Junya Watanabe set his show in the National Museum of Immigration History in Paris, an immense Art Deco place, built to celebrate the cultural benefits of French colonialism, when that sort of thing was thought to accrue to the glory of the republic. On the way in, guests passed a piece of contemporary art which gave some people pause: a wooden boat, filled to heaving point with bundles wrapped in African fabric. It took but a small leap to associate that with another scene at Dismaland, where Banksy's boats filled with miniature models of immigrants floated on a disused Weston-super-Mare holiday pond.

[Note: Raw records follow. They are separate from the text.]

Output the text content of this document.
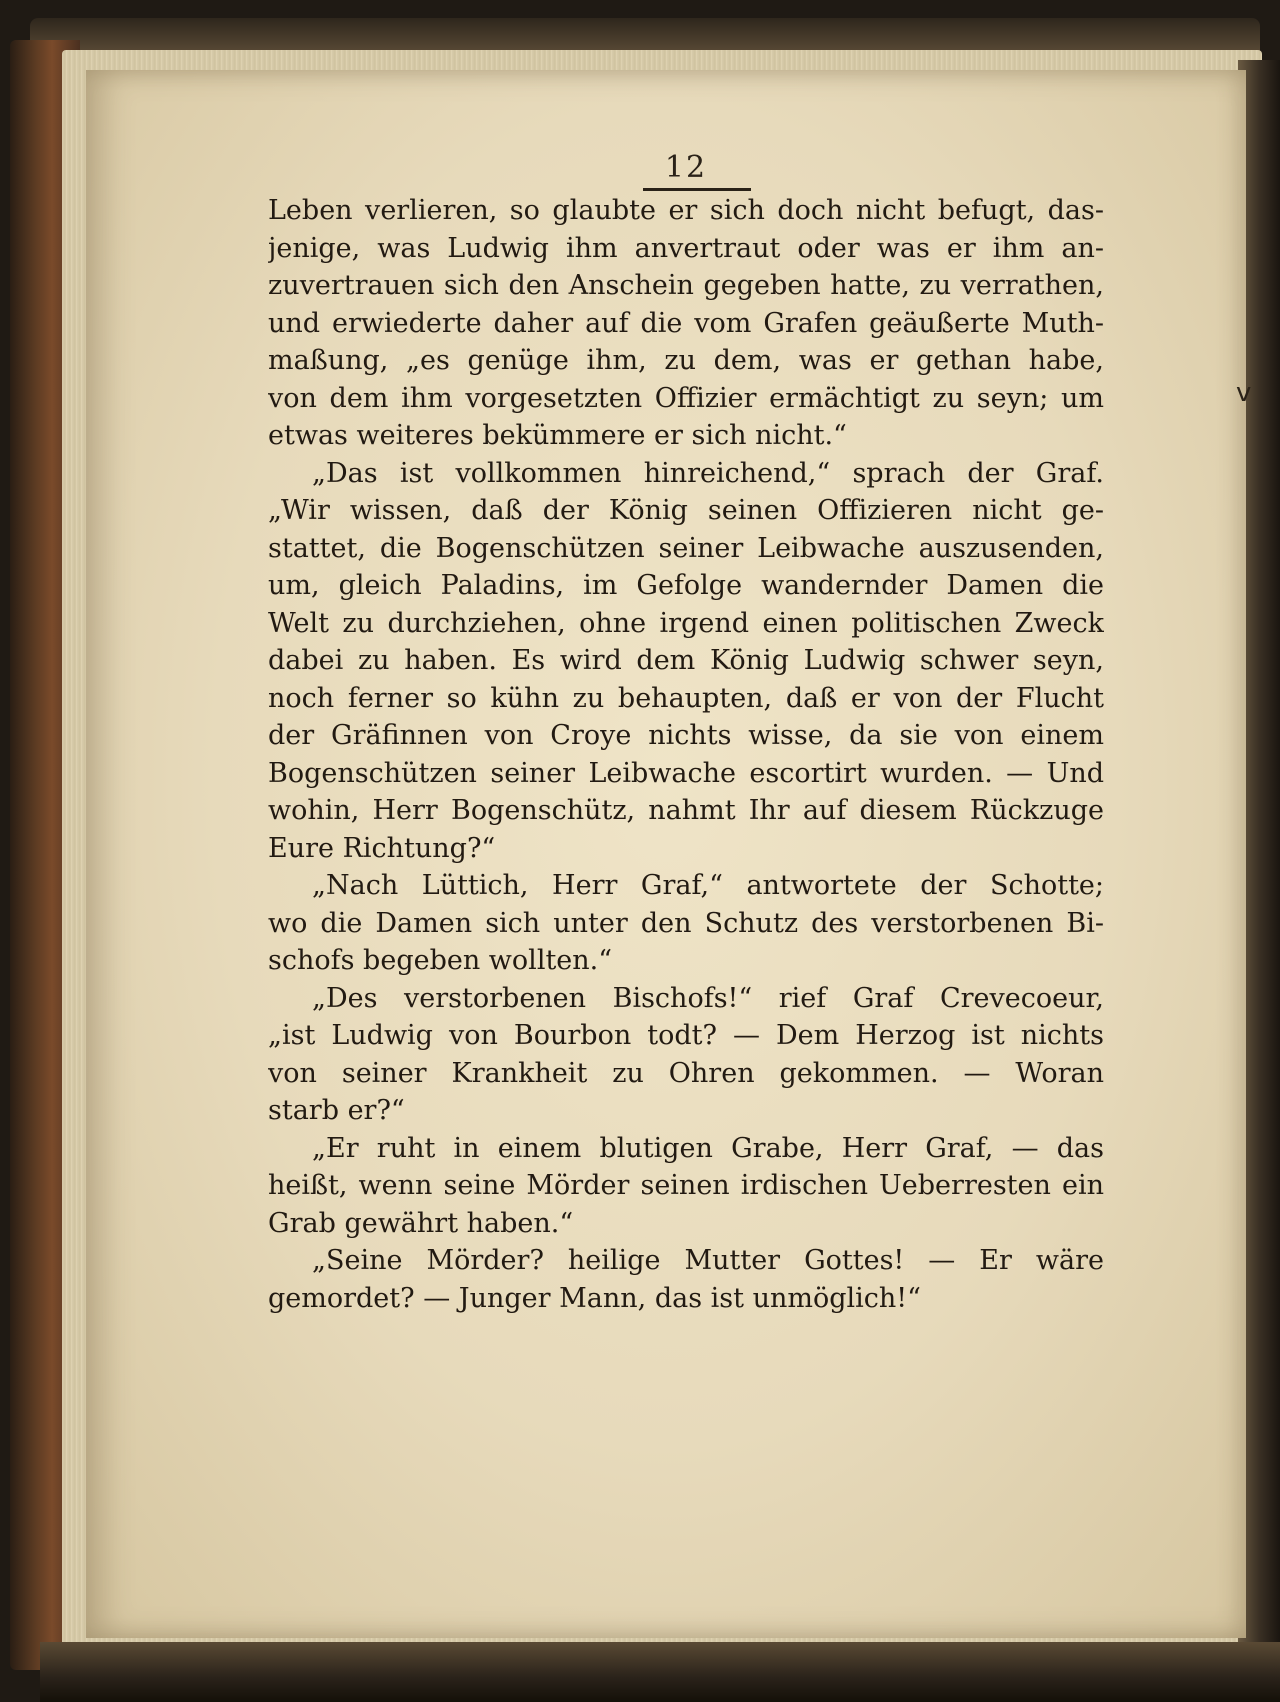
12
Leben verlieren, so glaubte er sich doch nicht befugt, das-
jenige, was Ludwig ihm anvertraut oder was er ihm an-
zuvertrauen sich den Anschein gegeben hatte, zu verrathen,
und erwiederte daher auf die vom Grafen geäußerte Muth-
maßung, „es genüge ihm, zu dem, was er gethan habe,
von dem ihm vorgesetzten Offizier ermächtigt zu seyn; um
etwas weiteres bekümmere er sich nicht.“
„Das ist vollkommen hinreichend,“ sprach der Graf.
„Wir wissen, daß der König seinen Offizieren nicht ge-
stattet, die Bogenschützen seiner Leibwache auszusenden,
um, gleich Paladins, im Gefolge wandernder Damen die
Welt zu durchziehen, ohne irgend einen politischen Zweck
dabei zu haben. Es wird dem König Ludwig schwer seyn,
noch ferner so kühn zu behaupten, daß er von der Flucht
der Gräfinnen von Croye nichts wisse, da sie von einem
Bogenschützen seiner Leibwache escortirt wurden. — Und
wohin, Herr Bogenschütz, nahmt Ihr auf diesem Rückzuge
Eure Richtung?“
„Nach Lüttich, Herr Graf,“ antwortete der Schotte;
wo die Damen sich unter den Schutz des verstorbenen Bi-
schofs begeben wollten.“
„Des verstorbenen Bischofs!“ rief Graf Crevecoeur,
„ist Ludwig von Bourbon todt? — Dem Herzog ist nichts
von seiner Krankheit zu Ohren gekommen. — Woran
starb er?“
„Er ruht in einem blutigen Grabe, Herr Graf, — das
heißt, wenn seine Mörder seinen irdischen Ueberresten ein
Grab gewährt haben.“
„Seine Mörder? heilige Mutter Gottes! — Er wäre
gemordet? — Junger Mann, das ist unmöglich!“
v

An uncomfortable choice of surroundings, then, for Watanabe to show us a collection themed around African fabric patterns, on a cast of white models whose faces were decorated with pale flesh–color globules, mimicking tribal scarification marks. It was hard to know which way to react. Watanabe is as known for his quiet pacifism and his silent rebellious streak as he is for never giving explanatory quotes. Was it a commentary on fashion's long record of annexing the dress, art, and religious artifacts of "other" peoples? Should he be criticized for doing that? And how does he view that from Tokyo, living in a country whose culture is constantly appropriated by Western fashion (as seen only this week in John Galliano's geisha-themed show)?
Anyway: There was no denying the anxiety of watching Watanabe's show through the prism of all these contextual and moral questions. A pity, because at the beginning, there was a clear view to beautiful, loose smocks and shirtdresses, some with draped belled sleeves, and semi-sheer fabrics, some of which involved black matte lace constructed in a pattern which merged a sense of camouflage with animal pattern. After that came two looks with a knitted tiger amid leopard pelts thrown over the shoulders as wraps; also great. No doubt the African wax-print looks, which followed, will be prove as easy and commercial summerwear in stores; but at the same time, they will leave some feeling uneasy.